By Timour Azhari
DAMASCUS (Reuters) – The vault of Syria’s central bank contains nearly 26 tons of gold, the same amount at the start of the bloody civil war in 2011, even after the chaotic fall of Bashar al-Assad’s despotic regime, four people said with the situation told Reuters.
But the country has only a small amount of foreign currency reserves in cash, the same people said.
Syria’s gold reserves stood at 25.8 tons in June 2011, according to the World Gold Council, which cites the Central Bank of Syria as a data source. According to Reuters calculations, that is worth $2.2 billion at current market prices.
However, the central bank’s foreign exchange reserves amount to only about $200 million in cash, one of the sources told Reuters, while another said U.S. dollar reserves were “in the hundreds of millions.”
Although not all reserves would be held in cash, the decline is significant compared to before the war. According to the International Monetary Fund, Syria’s central bank reported $14 billion in foreign reserves at the end of 2011. In 2010, the IMF estimated Syria’s foreign reserves at $18.5 billion.
Dollar reserves are near depletion as the regime increasingly used them to finance food, fuel and Assad’s war effort, current and former Syrian officials told Reuters.

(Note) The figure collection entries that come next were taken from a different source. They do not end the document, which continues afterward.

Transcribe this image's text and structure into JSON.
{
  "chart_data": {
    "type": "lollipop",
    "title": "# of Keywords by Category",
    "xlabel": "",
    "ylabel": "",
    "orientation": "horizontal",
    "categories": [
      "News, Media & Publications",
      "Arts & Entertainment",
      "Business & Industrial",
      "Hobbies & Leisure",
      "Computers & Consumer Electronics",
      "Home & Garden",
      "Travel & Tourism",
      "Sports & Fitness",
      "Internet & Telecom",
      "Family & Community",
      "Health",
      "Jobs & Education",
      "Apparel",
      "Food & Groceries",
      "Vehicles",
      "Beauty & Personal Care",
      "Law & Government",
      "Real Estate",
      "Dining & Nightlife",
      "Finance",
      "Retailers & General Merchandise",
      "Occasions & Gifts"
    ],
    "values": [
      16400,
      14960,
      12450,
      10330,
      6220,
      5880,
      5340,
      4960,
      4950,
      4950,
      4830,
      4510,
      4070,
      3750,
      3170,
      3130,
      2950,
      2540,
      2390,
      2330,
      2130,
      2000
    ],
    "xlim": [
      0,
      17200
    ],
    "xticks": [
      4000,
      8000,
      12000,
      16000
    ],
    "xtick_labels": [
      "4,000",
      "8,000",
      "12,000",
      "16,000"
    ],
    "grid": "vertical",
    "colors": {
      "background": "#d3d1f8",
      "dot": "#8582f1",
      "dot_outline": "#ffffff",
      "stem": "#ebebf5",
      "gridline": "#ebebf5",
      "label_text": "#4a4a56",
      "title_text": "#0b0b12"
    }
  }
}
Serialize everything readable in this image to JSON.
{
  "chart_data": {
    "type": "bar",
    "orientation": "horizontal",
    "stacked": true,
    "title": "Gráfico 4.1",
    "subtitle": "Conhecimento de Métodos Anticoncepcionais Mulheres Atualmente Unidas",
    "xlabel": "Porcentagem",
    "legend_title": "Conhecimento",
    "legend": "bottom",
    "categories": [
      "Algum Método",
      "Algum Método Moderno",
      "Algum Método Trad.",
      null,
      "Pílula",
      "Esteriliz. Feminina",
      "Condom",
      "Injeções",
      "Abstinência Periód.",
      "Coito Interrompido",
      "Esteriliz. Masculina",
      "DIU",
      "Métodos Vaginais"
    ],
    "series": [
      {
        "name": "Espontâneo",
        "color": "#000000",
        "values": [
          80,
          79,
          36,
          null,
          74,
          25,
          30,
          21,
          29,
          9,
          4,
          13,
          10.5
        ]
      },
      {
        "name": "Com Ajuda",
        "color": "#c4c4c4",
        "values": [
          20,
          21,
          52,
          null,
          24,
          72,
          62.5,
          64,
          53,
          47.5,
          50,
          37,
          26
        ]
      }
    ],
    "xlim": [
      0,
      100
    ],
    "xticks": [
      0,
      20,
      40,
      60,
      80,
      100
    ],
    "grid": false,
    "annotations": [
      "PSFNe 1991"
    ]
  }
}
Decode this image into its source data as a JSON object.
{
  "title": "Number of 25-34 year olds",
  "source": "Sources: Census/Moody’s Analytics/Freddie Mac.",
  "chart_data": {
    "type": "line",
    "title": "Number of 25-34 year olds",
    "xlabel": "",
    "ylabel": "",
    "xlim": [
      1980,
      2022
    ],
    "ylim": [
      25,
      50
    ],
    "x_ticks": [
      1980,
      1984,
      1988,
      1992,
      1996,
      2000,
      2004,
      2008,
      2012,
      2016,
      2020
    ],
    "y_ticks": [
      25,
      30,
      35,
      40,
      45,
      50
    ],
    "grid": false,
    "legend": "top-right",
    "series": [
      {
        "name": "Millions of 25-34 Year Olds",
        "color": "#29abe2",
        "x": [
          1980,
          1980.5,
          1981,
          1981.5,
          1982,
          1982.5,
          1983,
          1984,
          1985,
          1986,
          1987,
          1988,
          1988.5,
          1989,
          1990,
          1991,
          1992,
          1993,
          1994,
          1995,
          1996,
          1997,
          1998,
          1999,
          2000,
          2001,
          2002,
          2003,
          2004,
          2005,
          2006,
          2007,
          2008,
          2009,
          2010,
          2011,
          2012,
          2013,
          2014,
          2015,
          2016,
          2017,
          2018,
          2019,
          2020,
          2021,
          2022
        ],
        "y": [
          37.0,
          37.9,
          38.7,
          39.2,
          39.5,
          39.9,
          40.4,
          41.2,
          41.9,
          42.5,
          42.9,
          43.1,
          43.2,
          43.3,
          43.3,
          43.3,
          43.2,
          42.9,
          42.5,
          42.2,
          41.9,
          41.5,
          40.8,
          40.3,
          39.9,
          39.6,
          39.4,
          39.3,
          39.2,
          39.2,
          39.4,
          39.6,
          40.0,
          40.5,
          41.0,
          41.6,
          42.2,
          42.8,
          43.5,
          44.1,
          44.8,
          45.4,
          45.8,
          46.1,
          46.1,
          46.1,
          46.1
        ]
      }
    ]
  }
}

Media representatives for Syria’s new ruling government and for the Central Bank of Syria did not respond to Reuters requests for comment on the size of the central bank’s reserves.
Syria stopped sharing financial information with the IMF, World Bank and other international organizations shortly after the Assad regime crushed pro-democracy protests in a 2011 crackdown that spiraled into civil war.
Syria’s new government, led by former rebels, is still taking stock of the country’s assets after Assad fled to Russia on December 8. Looters briefly gained access to parts of the central bank and took Syrian pounds, but did not hack into the main vault. Reuters reported this.
Some of what was stolen was then returned by Syria’s new rulers, Syrian officials told Reuters.
The safe is bombproof and requires three keys, each held by a different person, and a combination code to open, one of the sources said.
The vault was inspected last week by members of Syria’s new government, two sources said, days after rebels took control of the Syrian capital Damascus in a lightning offensive that ended more than 50 years of Assad family rule.